Encapsulate reusable code in behaviors.

Examples: behavior

Reasoning: It's the OTP way ;)


When programming defensively, do so on client side

Do validations on the outmost layers of your code.

Examples: validations

Reasoning: One aspect of choosing where want you to crash is how you design your API: A function that checks the input before calling the gen_server behind it will avoid a full roundtrip to the gen_server and maybe even a gen_server crash. do_it(Pid, X) when is_integer(X) -> gen_server:call(Pid, {do_it, X}). If you design this way, the caller crashes if the arg is wrong. If you don't tighten up the function head, the gen_server will crash.


Avoid unnecessary calls to length/1

Lots of use cases of length/1 can be replaced by pattern matching, this is specially true when checking if the list has at least one element.

Examples: pattern matching

Reasoning: Pattern matching is one of the core aspects of Erlang and as such it's both performant and readable. Pattern matching is also more flexible so changes to the logic get simpler.


Move stuff to independent applications

When you identify a block of functionality that is self-contained (it may be several modules or just a big one) and actually independent of the main purpose of your application, place that in a separate application. And consider open-sourcing it.

Reasoning: It's easier to share among apps. If open-sourced, you're sharing it with the community and you get the benefits of the community being involved in it.

Note: Do not create highly specific libraries that are too coupled with the project you're working on. Use this rule for libraries that will likely be reused in other projects.


Use the facade pattern on libraries

The facade pattern is great to simplify library usage and serves as a form of self-documentation.

Examples: kafkerl

Reasoning: Having the relevant functions in a single module means that the end user doesn't have a hard time figuring out which functions to call. Note that to avoid making it too complex, you probably want to carefully consider which functionality you wish to support here; exposing fewer functions (the ones that show the basic use of the library) as opposed to just creating a dummy module containing every single exported function in the library is preferred. This greatly reduces the learning curve of the library and therefore makes it more tempting to use.

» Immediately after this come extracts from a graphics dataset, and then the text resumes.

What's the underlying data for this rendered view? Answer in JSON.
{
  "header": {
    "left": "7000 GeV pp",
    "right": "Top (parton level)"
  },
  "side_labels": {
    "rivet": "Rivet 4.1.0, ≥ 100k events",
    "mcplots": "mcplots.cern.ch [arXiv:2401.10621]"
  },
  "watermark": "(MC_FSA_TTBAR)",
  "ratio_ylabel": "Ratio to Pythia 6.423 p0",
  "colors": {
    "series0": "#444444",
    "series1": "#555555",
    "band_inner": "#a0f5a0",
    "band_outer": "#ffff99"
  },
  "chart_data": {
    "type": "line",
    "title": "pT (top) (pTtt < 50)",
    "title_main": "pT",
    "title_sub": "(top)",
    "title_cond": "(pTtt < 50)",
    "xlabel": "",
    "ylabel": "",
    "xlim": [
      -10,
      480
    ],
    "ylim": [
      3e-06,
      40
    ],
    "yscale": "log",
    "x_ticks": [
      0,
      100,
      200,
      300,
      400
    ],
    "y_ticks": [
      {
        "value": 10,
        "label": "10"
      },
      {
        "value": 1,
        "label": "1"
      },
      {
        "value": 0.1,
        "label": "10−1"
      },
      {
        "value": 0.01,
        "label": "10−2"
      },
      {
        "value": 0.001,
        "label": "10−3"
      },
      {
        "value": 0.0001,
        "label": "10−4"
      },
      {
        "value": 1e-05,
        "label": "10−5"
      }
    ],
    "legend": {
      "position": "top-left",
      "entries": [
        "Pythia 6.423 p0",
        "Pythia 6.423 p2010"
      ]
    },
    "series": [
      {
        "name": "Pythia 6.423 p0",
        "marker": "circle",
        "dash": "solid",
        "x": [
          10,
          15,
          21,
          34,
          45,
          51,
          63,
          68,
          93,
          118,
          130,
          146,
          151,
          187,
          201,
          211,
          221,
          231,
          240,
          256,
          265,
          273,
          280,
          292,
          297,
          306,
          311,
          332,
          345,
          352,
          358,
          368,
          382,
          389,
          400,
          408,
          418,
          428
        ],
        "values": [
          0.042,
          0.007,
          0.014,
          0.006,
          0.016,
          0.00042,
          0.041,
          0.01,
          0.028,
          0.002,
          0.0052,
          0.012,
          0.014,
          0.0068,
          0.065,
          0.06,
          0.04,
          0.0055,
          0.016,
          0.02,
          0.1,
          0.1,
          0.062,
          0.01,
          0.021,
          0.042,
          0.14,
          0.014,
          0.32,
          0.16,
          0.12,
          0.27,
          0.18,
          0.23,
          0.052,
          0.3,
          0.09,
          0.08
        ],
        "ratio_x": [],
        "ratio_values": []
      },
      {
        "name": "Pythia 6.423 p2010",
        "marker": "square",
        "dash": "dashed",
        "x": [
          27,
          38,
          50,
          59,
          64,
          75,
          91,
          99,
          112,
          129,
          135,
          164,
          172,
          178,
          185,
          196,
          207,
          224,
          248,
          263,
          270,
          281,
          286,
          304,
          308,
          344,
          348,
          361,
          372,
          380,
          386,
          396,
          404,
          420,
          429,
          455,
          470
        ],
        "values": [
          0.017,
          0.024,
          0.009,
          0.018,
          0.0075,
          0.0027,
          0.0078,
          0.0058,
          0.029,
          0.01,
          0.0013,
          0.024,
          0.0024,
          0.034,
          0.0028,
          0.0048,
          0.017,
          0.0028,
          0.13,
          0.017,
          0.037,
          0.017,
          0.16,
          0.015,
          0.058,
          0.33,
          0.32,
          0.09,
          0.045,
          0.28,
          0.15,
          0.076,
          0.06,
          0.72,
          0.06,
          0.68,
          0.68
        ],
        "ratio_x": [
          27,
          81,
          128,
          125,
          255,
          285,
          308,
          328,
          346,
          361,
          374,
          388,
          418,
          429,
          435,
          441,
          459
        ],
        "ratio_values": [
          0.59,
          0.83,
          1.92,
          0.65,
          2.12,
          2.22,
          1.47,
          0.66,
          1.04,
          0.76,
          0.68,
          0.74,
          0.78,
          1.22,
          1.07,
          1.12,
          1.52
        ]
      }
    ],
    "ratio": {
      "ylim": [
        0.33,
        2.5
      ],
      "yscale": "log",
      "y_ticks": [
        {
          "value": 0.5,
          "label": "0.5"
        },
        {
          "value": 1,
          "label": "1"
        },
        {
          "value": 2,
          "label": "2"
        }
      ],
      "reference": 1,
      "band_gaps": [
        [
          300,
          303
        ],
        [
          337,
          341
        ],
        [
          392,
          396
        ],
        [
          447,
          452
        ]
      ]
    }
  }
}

Types in exported functions

Custom data types used in exported functions should be defined with Erlang type declarations and exported from the module

Examples: data_types

Reasoning: It helps with function documentation and, when using opaque types, we ensure encapsulation.


Separate responsibilities in sumo_db

When using sumo_db you should separate the responsibilities clearly, creating for each entity:

  • one module (usually called MODELs) to describe the entity and allow administrating instances of the model in memory
  • one module (usually called MODEL_repo) to handle the various operations that require business logic relating to the entity

Examples: separate responsibilities in sumo_db

Reasoning: By dividing the functions into two different modules we increase understandability of the functionality especially if these are called from external modules. It also allows us to better organize the code and have smaller modules.